Dani Umpi is an amphibian artist: he makes a point of laying bare, all of the time, his scale-covered encasing, which can be regarded as sophisticated or vulgar, brilliant or common, respectful or ridiculing. Similar to an avis rara that has feathers, chest hair, painted nails, and dreadlocks, he has been taking over the Uruguayan art scene for five years in a previously unseen manner. A creator-cum-creature, his universe combines fantasy, forgery, melodrama, and debauchery; these comprise the orbit around which his works gravitate, and based on them the artist operates and thinks about the world.

Decontextualization, humor, and heterogeneous combinations are the three pillars on which his investigations stand, as notions such as high and low culture are not only diluted, but lose any signification whatsoever.

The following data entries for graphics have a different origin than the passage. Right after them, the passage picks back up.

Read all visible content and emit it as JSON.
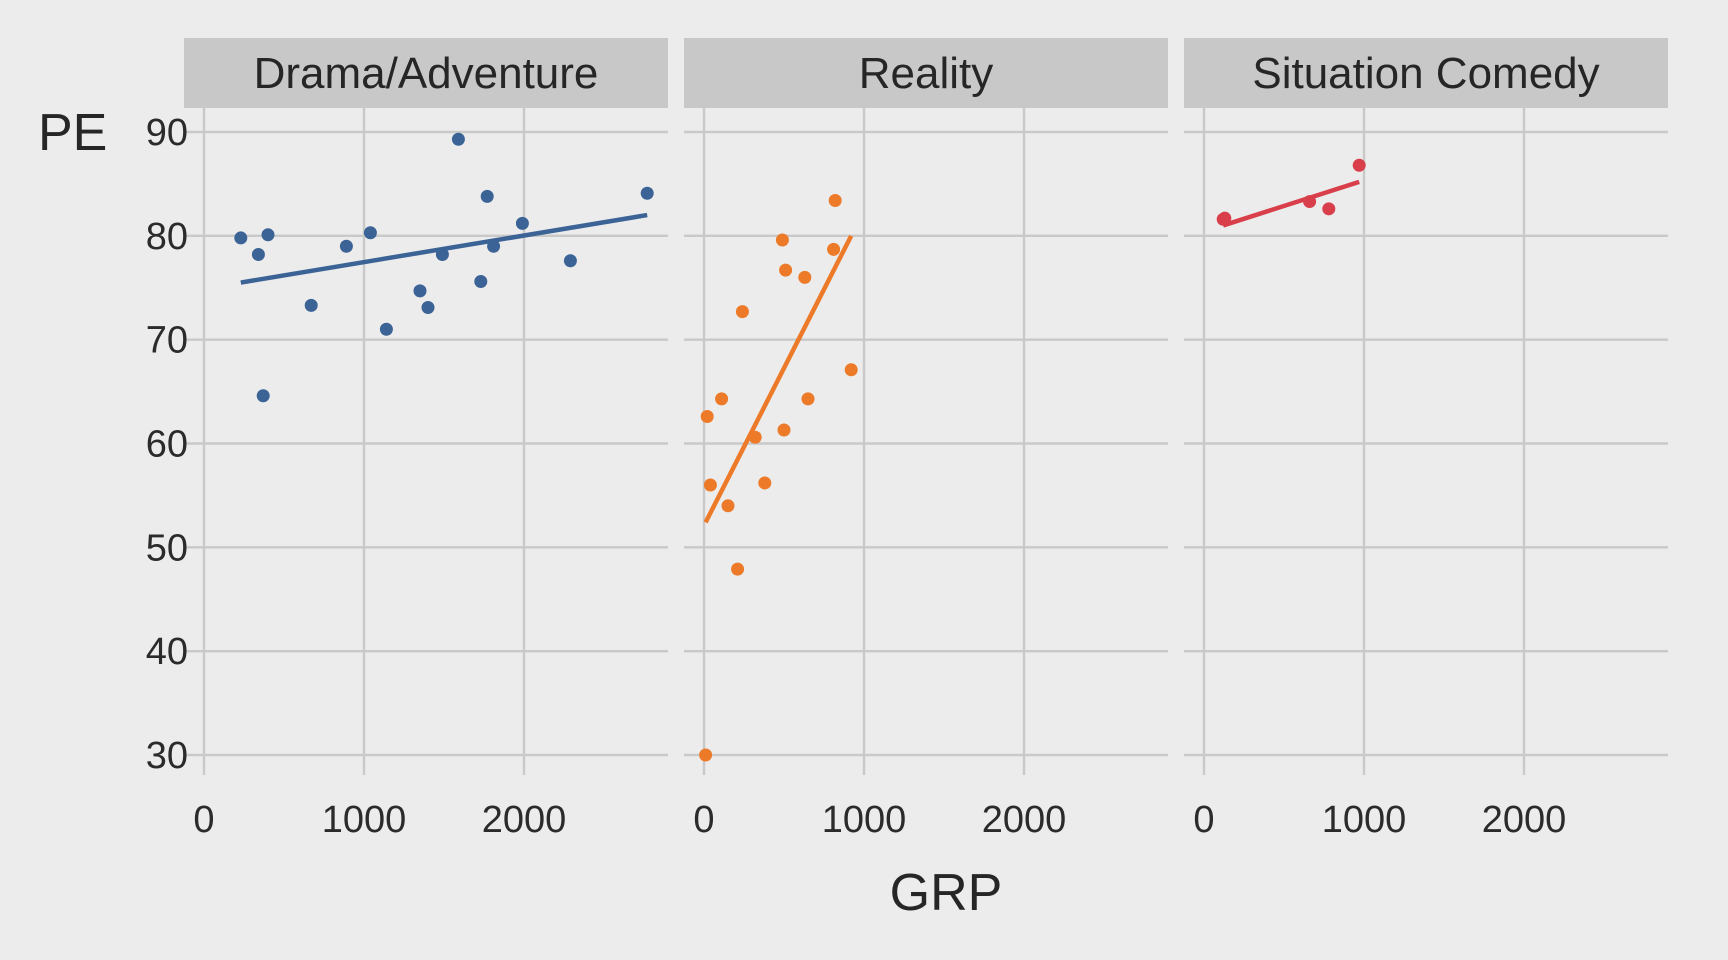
{
  "chart_data": {
    "type": "scatter",
    "xlabel": "GRP",
    "ylabel": "PE",
    "xlim": [
      0,
      2800
    ],
    "ylim": [
      28,
      90
    ],
    "x_ticks": [
      0,
      1000,
      2000
    ],
    "y_ticks": [
      30,
      40,
      50,
      60,
      70,
      80,
      90
    ],
    "grid": true,
    "legend": "none",
    "panels": [
      {
        "name": "Drama/Adventure",
        "color": "#3b6396",
        "points": [
          [
            230,
            79.8
          ],
          [
            340,
            78.2
          ],
          [
            370,
            64.6
          ],
          [
            400,
            80.1
          ],
          [
            670,
            73.3
          ],
          [
            890,
            79.0
          ],
          [
            1040,
            80.3
          ],
          [
            1140,
            71.0
          ],
          [
            1350,
            74.7
          ],
          [
            1400,
            73.1
          ],
          [
            1490,
            78.2
          ],
          [
            1590,
            89.3
          ],
          [
            1730,
            75.6
          ],
          [
            1770,
            83.8
          ],
          [
            1810,
            79.0
          ],
          [
            1990,
            81.2
          ],
          [
            2290,
            77.6
          ],
          [
            2770,
            84.1
          ]
        ],
        "fit": [
          [
            230,
            75.5
          ],
          [
            2770,
            82.0
          ]
        ]
      },
      {
        "name": "Reality",
        "color": "#ec7a28",
        "points": [
          [
            10,
            30.0
          ],
          [
            20,
            62.6
          ],
          [
            40,
            56.0
          ],
          [
            110,
            64.3
          ],
          [
            150,
            54.0
          ],
          [
            210,
            47.9
          ],
          [
            240,
            72.7
          ],
          [
            320,
            60.6
          ],
          [
            380,
            56.2
          ],
          [
            490,
            79.6
          ],
          [
            500,
            61.3
          ],
          [
            510,
            76.7
          ],
          [
            630,
            76.0
          ],
          [
            650,
            64.3
          ],
          [
            810,
            78.7
          ],
          [
            820,
            83.4
          ],
          [
            920,
            67.1
          ]
        ],
        "fit": [
          [
            10,
            52.4
          ],
          [
            920,
            80.0
          ]
        ]
      },
      {
        "name": "Situation Comedy",
        "color": "#d83f4a",
        "points": [
          [
            120,
            81.6
          ],
          [
            130,
            81.7
          ],
          [
            660,
            83.3
          ],
          [
            780,
            82.6
          ],
          [
            970,
            86.8
          ]
        ],
        "fit": [
          [
            120,
            81.0
          ],
          [
            970,
            85.2
          ]
        ]
      }
    ]
  }
}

The artist inaugurates the curatorial framework (A)Pareço, logo existo [I look, therefore I am] of the FF>>Dossier, a series presenting four Uruguayan authors who use simulation, seduction through image, and manipulation of contemporary media codes and tactics as tools and foundations for their creations.

Umpi lets himself be attracted by works that “offer a world” to the viewer. “I like the stars. If someone sings as if they were in their living room, then I am not interested. “I like to be taken somewhere.”

Do not be fooled, though, by the festive, seemingly naive stance of this author-character. Dani Umpi is the MTV award nominee singer who turns his reedy voice into a scenic asset, but he is also the writer of agile, somewhat somber novels, broadly reviewed in the Río de la Plata. On top of all that, he still emerges as an unpredictable performer, who may appear in a television show throwing vegetables on the audience.

Umpi claims that, as his layers multiply themselves and make him popular, they also protect and isolate him. His chameleon-like ability allows him to mix in and to stand out according to the circumstances.

Like a gentleman, he strolls elegantly through unexpected territories and, on his way, he “filters and deactivates the conventional devices for assimilating art,” as critic Jacqueline Lacasa wrote in the Essay for this Dossier.

To reinvent oneself continually is to exercise power, and the artist’s discourse invites the observer to perceive a world that is incoherent, and impregnated with ambiguities.